Шел сильный дождь, и в воздухе стоял густой запах прелой тины, что, впрочем, неудивительно, поскольку грязь и тина были повсюду: казалось, весь город являет собой огромную грязную лужу, тут и там прорезанную мостовыми. Вдоль дорог росли чахлые кустики, но сама грязь оставалась бесплодной. Деревьев я вообще не видел. На окраинах теснились скопища грязных лачуг, сооруженные местной беднотой из бочек от керосина и разломанных на доски ящиков. В основном там жили сомалийцы, на редкость рослые чернокожие. В осанке и поведении их ощущалось врожденное чувство собственного достоинства, особенно удивительное в столь нищенских условиях. Длинные полосатые одеяния и яркие разноцветные тюрбаны необыкновенно гармонировали с эбеново-черной кожей красивых лиц. Однако в самом городе большинство жителей одевались по-европейски — в белые брюки и рубашки с коротким рукавом. На вывесках магазинов я заметил несколько индийских и арабских имен.

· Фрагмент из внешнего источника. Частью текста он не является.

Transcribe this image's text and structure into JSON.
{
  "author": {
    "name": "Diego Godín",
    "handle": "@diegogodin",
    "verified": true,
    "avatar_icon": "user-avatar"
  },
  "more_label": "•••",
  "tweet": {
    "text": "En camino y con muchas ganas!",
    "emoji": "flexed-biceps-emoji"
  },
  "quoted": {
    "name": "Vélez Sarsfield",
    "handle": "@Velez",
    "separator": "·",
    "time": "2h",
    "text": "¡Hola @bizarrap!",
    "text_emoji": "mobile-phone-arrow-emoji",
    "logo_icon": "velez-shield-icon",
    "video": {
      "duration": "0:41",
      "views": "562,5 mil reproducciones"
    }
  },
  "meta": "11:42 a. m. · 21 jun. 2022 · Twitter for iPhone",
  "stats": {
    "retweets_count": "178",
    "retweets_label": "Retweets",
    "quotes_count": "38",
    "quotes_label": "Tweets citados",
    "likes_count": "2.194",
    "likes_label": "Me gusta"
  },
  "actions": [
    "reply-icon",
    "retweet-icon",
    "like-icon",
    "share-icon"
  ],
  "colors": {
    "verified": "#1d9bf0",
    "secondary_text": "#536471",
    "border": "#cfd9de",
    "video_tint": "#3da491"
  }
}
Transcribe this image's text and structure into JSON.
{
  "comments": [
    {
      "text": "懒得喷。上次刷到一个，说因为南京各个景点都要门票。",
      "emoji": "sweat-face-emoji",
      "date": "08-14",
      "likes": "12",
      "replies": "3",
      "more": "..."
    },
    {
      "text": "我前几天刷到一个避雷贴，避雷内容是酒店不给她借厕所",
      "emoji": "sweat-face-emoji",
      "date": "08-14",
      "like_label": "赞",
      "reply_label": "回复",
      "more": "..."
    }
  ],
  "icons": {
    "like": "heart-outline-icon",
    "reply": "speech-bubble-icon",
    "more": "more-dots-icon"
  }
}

Поскольку Джибути — французский город, возведенный в тропиках, я ожидал увидеть нечто весьма живописное и был сильно разочарован, обнаружив улицы без малейших признаков какой-либо растительности и ничем не примечательные каменные дома. Говорят, единственное дерево, способное прижиться в Джибути, — это пальма, но и ее сюда ввозят. Пальма не умирает потому, что, собственно, никогда и не была живым деревом, а состоит главным образом из цинка. Мысль о том, что в этом унылом городе нам предстоит торчать целую неделю, действовала угнетающе.